Patrick Soon-Shiong, M.D., Founder and Global Chief Scientific and Medical Officer of ImmunityBio, commented:

"Patients with advanced metastatic pancreatic cancer who have failed all standards of care have very grave prognoses with few treatment options. This study was to explore if the Nant Cancer Vaccine could address this unmet need. It is gratifying to note that patients in this study, who had progressed after up to six lines of prior therapy, have exceeded historical survival rates despite having very advanced pancreatic cancer upon enrollment. Achieving robust enrollment in this patient group and early promising efficacy evidence are important milestones in ImmunityBio’s effort to develop this therapeutic with the potential to improve survival rates and provide a replacement for toxic chemotherapy. As the historical survival rate for third- to sixth-line pancreatic cancer patients is approximately two months, we are encouraged by this early data and have decided to open this cohort to more patients with advanced metastatic disease who have no further treatment options."

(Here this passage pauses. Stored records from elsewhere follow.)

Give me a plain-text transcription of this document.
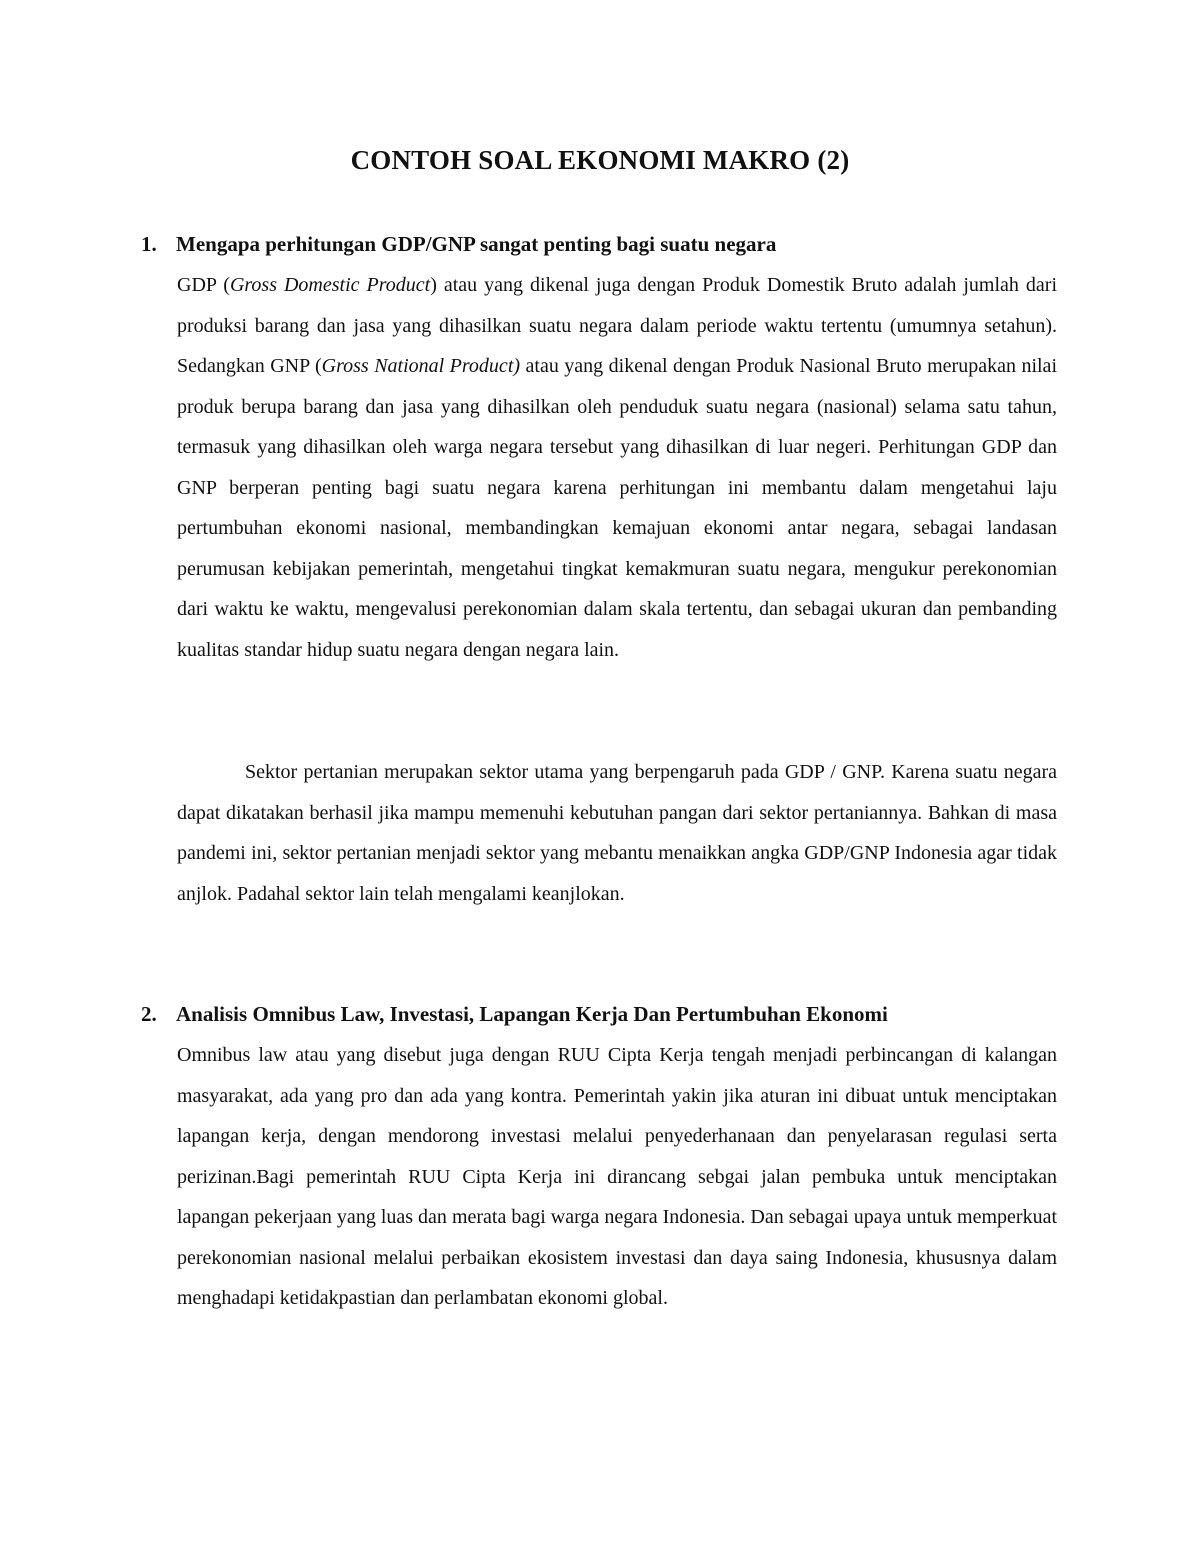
CONTOH SOAL EKONOMI MAKRO (2)
1. Mengapa perhitungan GDP/GNP sangat penting bagi suatu negara

GDP (Gross Domestic Product) atau yang dikenal juga dengan Produk Domestik Bruto adalah jumlah dari produksi barang dan jasa yang dihasilkan suatu negara dalam periode waktu tertentu (umumnya setahun). Sedangkan GNP (Gross National Product) atau yang dikenal dengan Produk Nasional Bruto merupakan nilai produk berupa barang dan jasa yang dihasilkan oleh penduduk suatu negara (nasional) selama satu tahun, termasuk yang dihasilkan oleh warga negara tersebut yang dihasilkan di luar negeri. Perhitungan GDP dan GNP berperan penting bagi suatu negara karena perhitungan ini membantu dalam mengetahui laju pertumbuhan ekonomi nasional, membandingkan kemajuan ekonomi antar negara, sebagai landasan perumusan kebijakan pemerintah, mengetahui tingkat kemakmuran suatu negara, mengukur perekonomian dari waktu ke waktu, mengevalusi perekonomian dalam skala tertentu, dan sebagai ukuran dan pembanding kualitas standar hidup suatu negara dengan negara lain.

Sektor pertanian merupakan sektor utama yang berpengaruh pada GDP / GNP. Karena suatu negara dapat dikatakan berhasil jika mampu memenuhi kebutuhan pangan dari sektor pertaniannya. Bahkan di masa pandemi ini, sektor pertanian menjadi sektor yang mebantu menaikkan angka GDP/GNP Indonesia agar tidak anjlok. Padahal sektor lain telah mengalami keanjlokan.

2. Analisis Omnibus Law, Investasi, Lapangan Kerja Dan Pertumbuhan Ekonomi

Omnibus law atau yang disebut juga dengan RUU Cipta Kerja tengah menjadi perbincangan di kalangan masyarakat, ada yang pro dan ada yang kontra. Pemerintah yakin jika aturan ini dibuat untuk menciptakan lapangan kerja, dengan mendorong investasi melalui penyederhanaan dan penyelarasan regulasi serta perizinan.Bagi pemerintah RUU Cipta Kerja ini dirancang sebgai jalan pembuka untuk menciptakan lapangan pekerjaan yang luas dan merata bagi warga negara Indonesia. Dan sebagai upaya untuk memperkuat perekonomian nasional melalui perbaikan ekosistem investasi dan daya saing Indonesia, khususnya dalam menghadapi ketidakpastian dan perlambatan ekonomi global.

Steven A. Kriegsman, Chairman and Chief Executive Officer of CytRx, commented:

"With each of our licensing agreements, CytRx’s primary goal is to put greater energy and resources behind innovative clinical programs working to combat cancer and rare diseases. We are highly encouraged by ImmunityBio’s milestone achievement of robust enrollment in its QUILT-88 study and early evidence of promising efficacy of the Nant Cancer Vaccine, which includes our licensed aldoxorubicin drug, to treat severe cases of pancreatic cancer. We look forward to continuing to monitor the trial’s progress when mature data is released in Q1 2022, ahead of ImmunityBio’s plans to meet with the U.S. Food and Drug Administration in 2022 to discuss the path for the approval of combination therapies for pancreatic cancer."

QUILT-88 Study Details

This Phase 2, randomized, three-cohort, open-label study will evaluate the comparative efficacy and overall safety of standard-of-care chemotherapy versus standard-of-care chemotherapy, in combination with PD-L1 t-haNK, Anktiva (N-803), and aldoxorubicin in subjects with locally advanced or metastatic pancreatic cancer (NCT04390399). Each treatment setting, as well as each first- and second-line or later maintenance treatment, will be evaluated independently as Cohorts A, B, and C, respectively, with Cohorts A and B having independent experimental and control arms. The study will initially enroll 298 subjects across all three cohorts. The primary objective of Cohorts A and B is progression-free survival (PFS) per RECIST V1.1, and the objective of Cohort C is overall survival (OS). Secondary objectives include initial safety and additional efficacy measures, including overall response rate (ORR), complete response (CR) rate, durability of response (DoR), disease control rate (DCR), and overall survival (OS).

Currently, three trial sites have been activated: Hoag Memorial Hospital Presbyterian in Orange County, Calif., The Chan Soon-Shiong Institute for Medicine in Los Angeles County, Calif., and Avera McKennan Hospital and University Health Center in Sioux Falls, South Dakota, which serves patients in the tri-state area (Iowa, Nebraska and South Dakota).